I used to joke that when people would say the trouble with free speech in America is that so few people support it, my response was always, “No, you’re wrong. Everybody in America supports free speech so long as it’s theirs or people they agree with.” Even in our own membership, the perception was that the ACLU was representing Nazis, not that the ACLU was opposing a government restriction on your speech.
Glasser also points out that it’s not one’s party affiliation that determines who protects and who attacks civil liberties and free speech. Rather it’s about who holds power:
Next to slavery and the homicidal, genocidal destruction of American Indians, the worst civil liberties violation that occurred in this country en masse was the incarceration of Japanese-American citizens during World War II. You know which president signed that executive order? Franklin Delano Roosevelt, who was a god in my parents’ house because he had saved them from ruin financially. But for me, the antagonist of civil liberties and free speech is not this or that party; it’s power, whoever holds it.
Recently, I read Thomas Chatterton Williams’ (TCW) Self-Portrait in Black and White for a book club made up of similarly educated and socially justice-minded people that Glasser describes above. Briefly, TCW, who was born to a black father and a white mother and is married to a white woman, examines race and identity after his first child is born with blonde hair and blue eyes. During what proved to be the most controversial portion of the book, TCW shares how his elderly, beloved French grandmother-in-law kept “an astonishing, thick-lipped, bug-eyed porcelain head of a slave or servant woman on her coffee table (lidded and hollow inside, meant to hold bonbons, keys, and other knickknacks)”. He comments that “whenever I am in the living room where this keepsake is displayed, I am incapable of denying it my attention.” The book club was appalled that the grandmother-in-law did this. But they were even more appalled that TCW, and especially his white wife did not tell her that it was unacceptable to have such an item on display [in the privacy of her own home]. The group also believed that anyone who saw it had a moral obligation to confront her about it, enlighten her to its offensiveness, and demand that it be removed from view.
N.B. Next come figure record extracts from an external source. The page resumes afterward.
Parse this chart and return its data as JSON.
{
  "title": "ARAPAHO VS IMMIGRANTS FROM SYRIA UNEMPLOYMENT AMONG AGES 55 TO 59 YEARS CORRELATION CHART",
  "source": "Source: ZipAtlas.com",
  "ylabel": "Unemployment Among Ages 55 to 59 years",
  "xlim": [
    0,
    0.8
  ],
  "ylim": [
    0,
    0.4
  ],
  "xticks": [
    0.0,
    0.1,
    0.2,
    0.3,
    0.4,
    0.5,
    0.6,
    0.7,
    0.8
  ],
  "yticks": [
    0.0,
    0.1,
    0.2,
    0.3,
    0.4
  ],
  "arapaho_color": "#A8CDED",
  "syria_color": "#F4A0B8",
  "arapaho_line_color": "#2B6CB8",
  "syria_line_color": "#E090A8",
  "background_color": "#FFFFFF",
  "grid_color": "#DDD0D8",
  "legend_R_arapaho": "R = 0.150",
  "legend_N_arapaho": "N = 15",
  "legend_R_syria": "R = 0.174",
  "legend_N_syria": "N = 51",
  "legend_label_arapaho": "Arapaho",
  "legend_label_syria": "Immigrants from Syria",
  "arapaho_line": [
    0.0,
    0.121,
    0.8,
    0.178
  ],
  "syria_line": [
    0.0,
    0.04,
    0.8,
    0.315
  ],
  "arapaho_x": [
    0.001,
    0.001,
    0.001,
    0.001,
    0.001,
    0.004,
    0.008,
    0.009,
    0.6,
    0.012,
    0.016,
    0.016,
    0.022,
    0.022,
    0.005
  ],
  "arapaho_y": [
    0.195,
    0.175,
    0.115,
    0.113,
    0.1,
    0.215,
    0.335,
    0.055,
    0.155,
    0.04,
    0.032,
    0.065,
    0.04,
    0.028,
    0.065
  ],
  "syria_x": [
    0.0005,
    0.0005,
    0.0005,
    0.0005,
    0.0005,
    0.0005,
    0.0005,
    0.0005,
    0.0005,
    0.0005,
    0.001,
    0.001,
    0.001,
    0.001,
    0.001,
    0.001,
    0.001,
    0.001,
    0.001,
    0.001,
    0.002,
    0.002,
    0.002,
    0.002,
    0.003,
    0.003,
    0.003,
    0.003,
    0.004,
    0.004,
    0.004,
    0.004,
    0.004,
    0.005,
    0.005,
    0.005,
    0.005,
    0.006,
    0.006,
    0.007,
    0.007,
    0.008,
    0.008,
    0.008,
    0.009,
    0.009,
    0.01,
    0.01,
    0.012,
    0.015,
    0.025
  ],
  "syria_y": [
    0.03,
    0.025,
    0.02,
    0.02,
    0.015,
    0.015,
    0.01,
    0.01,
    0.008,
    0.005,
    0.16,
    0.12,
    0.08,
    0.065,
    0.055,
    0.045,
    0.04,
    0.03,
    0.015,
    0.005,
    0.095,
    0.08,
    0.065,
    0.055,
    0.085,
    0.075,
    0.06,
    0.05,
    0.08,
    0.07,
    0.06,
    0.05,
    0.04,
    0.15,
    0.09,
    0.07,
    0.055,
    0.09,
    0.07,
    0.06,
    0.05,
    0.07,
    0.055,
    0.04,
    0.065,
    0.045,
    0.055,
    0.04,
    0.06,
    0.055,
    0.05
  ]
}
Interestingly though, this was in spite of TCW describing to readers how he worked through the shock at seeing the object and eventually realized that it wasn’t representative of something he had personally experienced and thus was not obligated to react to it. He did note that, at the end of the day, “…there will be incalculable small, unfortunate situations such as the one I have recounted, instances of micro-aggression brought about in limited spaces between the racist past and a more perfect future. They can either be seized on and blown up or deemphasized whenever possible. To do the latter, it’s inevitable that someone will have to make the first move. I am more committed to getting to that more perfect future than I am to always moving second.” This did not go over well with the group.
My very unpopular take was that it was indeed, an offensive piece of pottery, yet it was a piece of pottery that a homeowner displayed within the privacy of her home. I believed that it was a form of speech. Her home, her speech. Thus, I wouldn’t have made any demands for her to remove it. However, I’m also pretty sure that I wouldn’t want much of anything to do with anyone who knowingly displayed such an object (as opposed to being ignorant about it, or displaying it as part of a historical collection).
Anyway, after a hush of disbelief, followed by an intense pushback at my take, came an incredulous demand of disbelief: “So, what, you would defend allowing the Nazis to march on the streets of America too??”